Readers, please bear with me. I am going to explain something, but I promise there's a point worth sticking around to hear. I am going to explain how to upgrade the real estate education industry in a way that gets people excited to be involved.

For years, I've been training realtors, and when I do, one of the things we work on is writing personal bios. In this exercise, I ask realtors to list the credentials they have. All too often, a realtor responds with a little shame and slumped shoulders. They say they have no education.

Then I ask the next question. Can you please detail the real estate training you have attended? And that's where the conversation changes. The list becomes very long and very detailed.

Our industry is a lot of things.

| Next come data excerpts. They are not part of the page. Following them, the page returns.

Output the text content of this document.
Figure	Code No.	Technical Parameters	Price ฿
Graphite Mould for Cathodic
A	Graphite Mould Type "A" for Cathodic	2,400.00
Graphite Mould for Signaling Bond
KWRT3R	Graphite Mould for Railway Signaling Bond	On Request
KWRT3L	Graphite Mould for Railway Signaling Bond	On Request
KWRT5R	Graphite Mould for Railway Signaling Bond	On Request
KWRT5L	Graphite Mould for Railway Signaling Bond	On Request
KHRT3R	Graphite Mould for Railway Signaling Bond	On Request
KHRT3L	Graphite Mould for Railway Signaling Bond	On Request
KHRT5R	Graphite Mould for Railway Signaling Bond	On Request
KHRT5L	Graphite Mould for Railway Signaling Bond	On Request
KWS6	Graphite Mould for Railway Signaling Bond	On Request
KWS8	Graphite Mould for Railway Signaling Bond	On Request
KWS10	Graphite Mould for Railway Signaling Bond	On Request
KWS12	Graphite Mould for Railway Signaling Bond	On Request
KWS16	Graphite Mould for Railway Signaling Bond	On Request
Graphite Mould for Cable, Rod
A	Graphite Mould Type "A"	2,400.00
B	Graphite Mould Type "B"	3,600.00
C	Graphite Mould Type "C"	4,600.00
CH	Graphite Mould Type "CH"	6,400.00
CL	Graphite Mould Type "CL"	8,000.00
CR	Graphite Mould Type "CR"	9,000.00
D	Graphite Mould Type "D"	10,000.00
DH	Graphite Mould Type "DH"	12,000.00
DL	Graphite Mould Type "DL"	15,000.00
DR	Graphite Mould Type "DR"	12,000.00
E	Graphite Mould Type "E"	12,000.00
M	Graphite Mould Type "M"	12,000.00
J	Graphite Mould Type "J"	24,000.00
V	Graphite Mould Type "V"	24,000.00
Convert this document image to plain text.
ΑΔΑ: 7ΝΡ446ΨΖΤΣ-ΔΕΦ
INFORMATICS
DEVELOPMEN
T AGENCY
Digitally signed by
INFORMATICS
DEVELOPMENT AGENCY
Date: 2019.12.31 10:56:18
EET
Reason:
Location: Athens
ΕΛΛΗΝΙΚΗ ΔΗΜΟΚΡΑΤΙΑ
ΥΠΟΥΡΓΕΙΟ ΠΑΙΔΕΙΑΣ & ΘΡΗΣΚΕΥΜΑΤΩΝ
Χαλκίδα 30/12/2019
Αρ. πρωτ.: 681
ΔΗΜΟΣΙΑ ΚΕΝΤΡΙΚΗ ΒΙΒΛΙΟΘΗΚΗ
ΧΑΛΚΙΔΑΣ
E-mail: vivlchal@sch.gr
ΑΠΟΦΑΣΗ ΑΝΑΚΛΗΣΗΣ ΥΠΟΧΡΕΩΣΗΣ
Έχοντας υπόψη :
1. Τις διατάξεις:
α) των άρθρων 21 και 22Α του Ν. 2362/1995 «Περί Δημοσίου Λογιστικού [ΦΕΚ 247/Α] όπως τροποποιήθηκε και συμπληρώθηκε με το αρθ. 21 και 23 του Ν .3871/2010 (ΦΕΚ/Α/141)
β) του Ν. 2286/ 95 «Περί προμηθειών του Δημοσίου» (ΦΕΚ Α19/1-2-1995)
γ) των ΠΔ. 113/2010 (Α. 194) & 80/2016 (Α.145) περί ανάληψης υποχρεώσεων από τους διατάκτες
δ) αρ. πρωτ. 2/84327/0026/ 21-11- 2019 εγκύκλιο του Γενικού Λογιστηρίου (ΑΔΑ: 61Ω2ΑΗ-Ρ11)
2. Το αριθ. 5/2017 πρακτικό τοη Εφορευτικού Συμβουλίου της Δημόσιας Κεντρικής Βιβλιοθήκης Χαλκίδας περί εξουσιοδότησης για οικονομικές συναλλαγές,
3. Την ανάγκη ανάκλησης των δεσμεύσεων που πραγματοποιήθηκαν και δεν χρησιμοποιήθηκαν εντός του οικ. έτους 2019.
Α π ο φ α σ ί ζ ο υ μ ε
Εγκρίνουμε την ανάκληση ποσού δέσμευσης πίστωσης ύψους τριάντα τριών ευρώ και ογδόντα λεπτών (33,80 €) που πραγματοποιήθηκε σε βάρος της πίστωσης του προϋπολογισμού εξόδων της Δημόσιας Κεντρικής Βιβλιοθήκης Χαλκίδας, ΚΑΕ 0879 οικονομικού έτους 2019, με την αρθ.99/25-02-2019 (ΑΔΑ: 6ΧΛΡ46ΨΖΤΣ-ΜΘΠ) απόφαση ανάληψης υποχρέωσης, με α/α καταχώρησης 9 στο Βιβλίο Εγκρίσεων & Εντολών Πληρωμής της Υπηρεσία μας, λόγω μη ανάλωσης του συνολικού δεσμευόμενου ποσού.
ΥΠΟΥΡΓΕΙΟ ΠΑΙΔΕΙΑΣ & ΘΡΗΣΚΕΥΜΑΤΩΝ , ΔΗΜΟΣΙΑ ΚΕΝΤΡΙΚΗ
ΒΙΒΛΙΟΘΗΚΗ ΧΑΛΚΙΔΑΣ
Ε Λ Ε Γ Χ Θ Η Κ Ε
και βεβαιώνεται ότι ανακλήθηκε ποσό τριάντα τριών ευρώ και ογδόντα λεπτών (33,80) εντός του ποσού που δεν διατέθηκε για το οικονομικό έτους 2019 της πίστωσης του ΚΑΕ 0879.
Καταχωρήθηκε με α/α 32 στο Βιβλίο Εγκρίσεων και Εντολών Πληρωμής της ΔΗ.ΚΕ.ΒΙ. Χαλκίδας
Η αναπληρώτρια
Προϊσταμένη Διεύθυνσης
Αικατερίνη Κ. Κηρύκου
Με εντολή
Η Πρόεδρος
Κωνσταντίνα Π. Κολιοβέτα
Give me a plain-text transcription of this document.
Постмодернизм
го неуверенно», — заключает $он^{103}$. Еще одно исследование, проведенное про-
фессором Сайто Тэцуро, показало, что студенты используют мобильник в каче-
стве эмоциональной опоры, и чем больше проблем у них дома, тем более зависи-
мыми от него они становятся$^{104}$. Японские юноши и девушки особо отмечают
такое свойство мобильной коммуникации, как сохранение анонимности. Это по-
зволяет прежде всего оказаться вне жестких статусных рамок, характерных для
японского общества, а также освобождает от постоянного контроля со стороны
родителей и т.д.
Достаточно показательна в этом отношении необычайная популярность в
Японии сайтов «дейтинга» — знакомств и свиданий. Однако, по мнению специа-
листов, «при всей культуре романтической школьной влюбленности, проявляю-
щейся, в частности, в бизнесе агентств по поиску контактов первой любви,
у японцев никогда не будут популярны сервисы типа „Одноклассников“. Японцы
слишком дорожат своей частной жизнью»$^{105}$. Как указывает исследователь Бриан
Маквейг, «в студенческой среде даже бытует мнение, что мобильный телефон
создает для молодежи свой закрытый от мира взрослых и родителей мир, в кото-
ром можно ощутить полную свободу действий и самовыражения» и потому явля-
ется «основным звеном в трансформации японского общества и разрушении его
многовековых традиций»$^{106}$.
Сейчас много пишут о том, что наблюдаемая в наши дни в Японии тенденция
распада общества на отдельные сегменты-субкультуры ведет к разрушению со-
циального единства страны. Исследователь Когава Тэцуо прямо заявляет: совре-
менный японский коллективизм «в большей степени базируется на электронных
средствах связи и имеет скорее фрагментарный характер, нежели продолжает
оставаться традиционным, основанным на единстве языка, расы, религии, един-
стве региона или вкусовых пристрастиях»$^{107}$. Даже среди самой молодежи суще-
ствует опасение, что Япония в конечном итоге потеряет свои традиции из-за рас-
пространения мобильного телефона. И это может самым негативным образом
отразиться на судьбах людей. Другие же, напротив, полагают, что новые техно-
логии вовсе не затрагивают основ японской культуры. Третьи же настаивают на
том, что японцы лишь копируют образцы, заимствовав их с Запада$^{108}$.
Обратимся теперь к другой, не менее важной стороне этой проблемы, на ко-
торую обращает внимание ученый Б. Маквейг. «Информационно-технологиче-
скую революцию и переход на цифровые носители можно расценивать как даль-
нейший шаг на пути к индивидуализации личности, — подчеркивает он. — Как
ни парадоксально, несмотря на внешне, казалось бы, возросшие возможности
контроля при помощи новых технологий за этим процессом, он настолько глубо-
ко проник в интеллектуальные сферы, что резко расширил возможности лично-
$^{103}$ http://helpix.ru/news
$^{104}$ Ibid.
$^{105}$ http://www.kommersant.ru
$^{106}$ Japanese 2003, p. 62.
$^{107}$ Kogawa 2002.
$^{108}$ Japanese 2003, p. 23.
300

Realtors are complex and nuanced. But the one thing we are pretty consistent about is our commitment to be good at the job. We understand that we are working with people's life savings and that this role matters deeply.

This is why the average realtor spends a shocking amount of time in training. Not in the traditional sense—they aren't attending university or credentialed programs. They are attending specialized workshops and training sessions. They are studying contracts, market trends, disclosure obligations, technology platforms, negotiation, and regional development issues.

And all of this represents an enormous opportunity. There is room here to rethink how we recognize and accredit the work our realtors are already doing.

Right now, we require PDP training. And in response to industry calls for better credentialing, the BCREA introduced what has been described as a "gamification" model—a points-based system designed to encourage participation.

I want to be direct about this: spending time learning how to do your job well is NOT a game.

Realtors who dedicate hours, weekends, and their own money to professional development deserve to have that recognized with dignity. Not with badges that feel like a loyalty program. Not with a leaderboard. With real, meaningful credentials that communicate to the public what realtors have actually accomplished.

What if instead we had LinkedIn and embeddable badges showing completion of specific courses? What if there were certificates of completion issued when realtors completed a defined number of classes in a specialization? What if those credentials could be displayed on Realtor.ca where the public could actually see them?

Strata property specialist. Land development fundamentals. Real estate technology certified. Negotiation and communication. Valuation studies. All designations that could communicate to the public that we care. That we woke up early, spent time and money learning how to serve the greater good.

This type of recognition would go a long way toward communicating to the public how hard realtors actually work to serve them. It would introduce a new competitive dimension based on competence. It would give consumers a meaningful way to evaluate who they are trusting with the most significant financial decision of their lives.

Professional education is not a game. It is a choice. It is a decision to allocate scarce time and resources toward becoming better at a job that matters deeply to the people we serve.

That deserves to be treated with dignity.

I would love to see a program like this take hold—not only at the provincial level with Greater Vancouver REALTORS® overseeing two-thirds of the realtors in BC, but on the national level at The Canadian Real Estate Association | L'Association canadienne de l'immobilier.

Realtors work hard to serve the public. It's time the industry gave them the language to say so.